4chan / 4chan-API

Documentation for 4chan's read-only JSON API.
http://www.4chan.org/
1.03k stars 74 forks source link

MD5 hash not matching #99

Open theFra985 opened 1 year ago

theFra985 commented 1 year ago

I've encountered weird behavior around MD5 hashes of post images. On some images, the hash given by the API doesn't match the hash computed from the file downloaded from the CDN. (downloaded images open up correctly and match the preview)

e.g. OP Post's image from thread 253748455 should have a packed MD5 of ujlTLUO2h564rwtTExF\/VA== obtained from the post entry returned by requesting https://a.4cdn.org/a/thread/253748455.json but instead, when downloading the actual image, the packed MD5 is AmVzMTHfH+fCv3RpwzccSg==.

I tried a few different ways of downloading the files and computing the MD5 because I thought my method of calculating it was the issue but all of them didn't match.

A quick example would be executing curl -v https://i.4cdn.org/a/1686810663343226.jpg | openssl dgst -md5 -binary | base64 and openssl dgst -md5 -binary FILENAME | base64. The two computed hashes match each other but they don't match the one given by the API.

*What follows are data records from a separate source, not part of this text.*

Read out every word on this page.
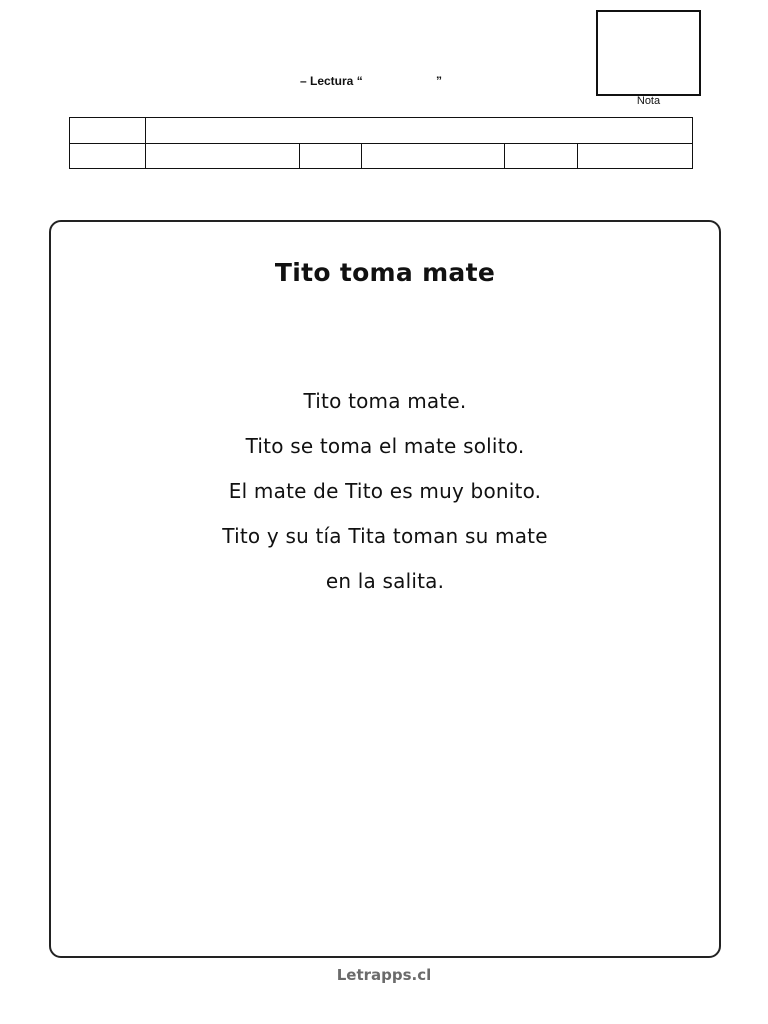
– Lectura “                      ”
Nota
Tito toma mate
Tito toma mate.
Tito se toma el mate solito.
El mate de Tito es muy bonito.
Tito y su tía Tita toman su mate
en la salita.
Letrapps.cl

Am I missing something? Is there more information included in the hashed data?

bakugo commented 1 year ago

Cloudflare Polish is to blame, it was enabled on 4chan a few weeks ago. You can get the original image by bypassing the cloudflare cache, which can be done by appending a random query string to the url.

theFra985 commented 1 year ago

Thank you! After checking that is in fact the cause of the mismatch.

I think it should be documented in the md5 property section to prevent confusion.

Tyranical commented 5 months ago

Does not work for b.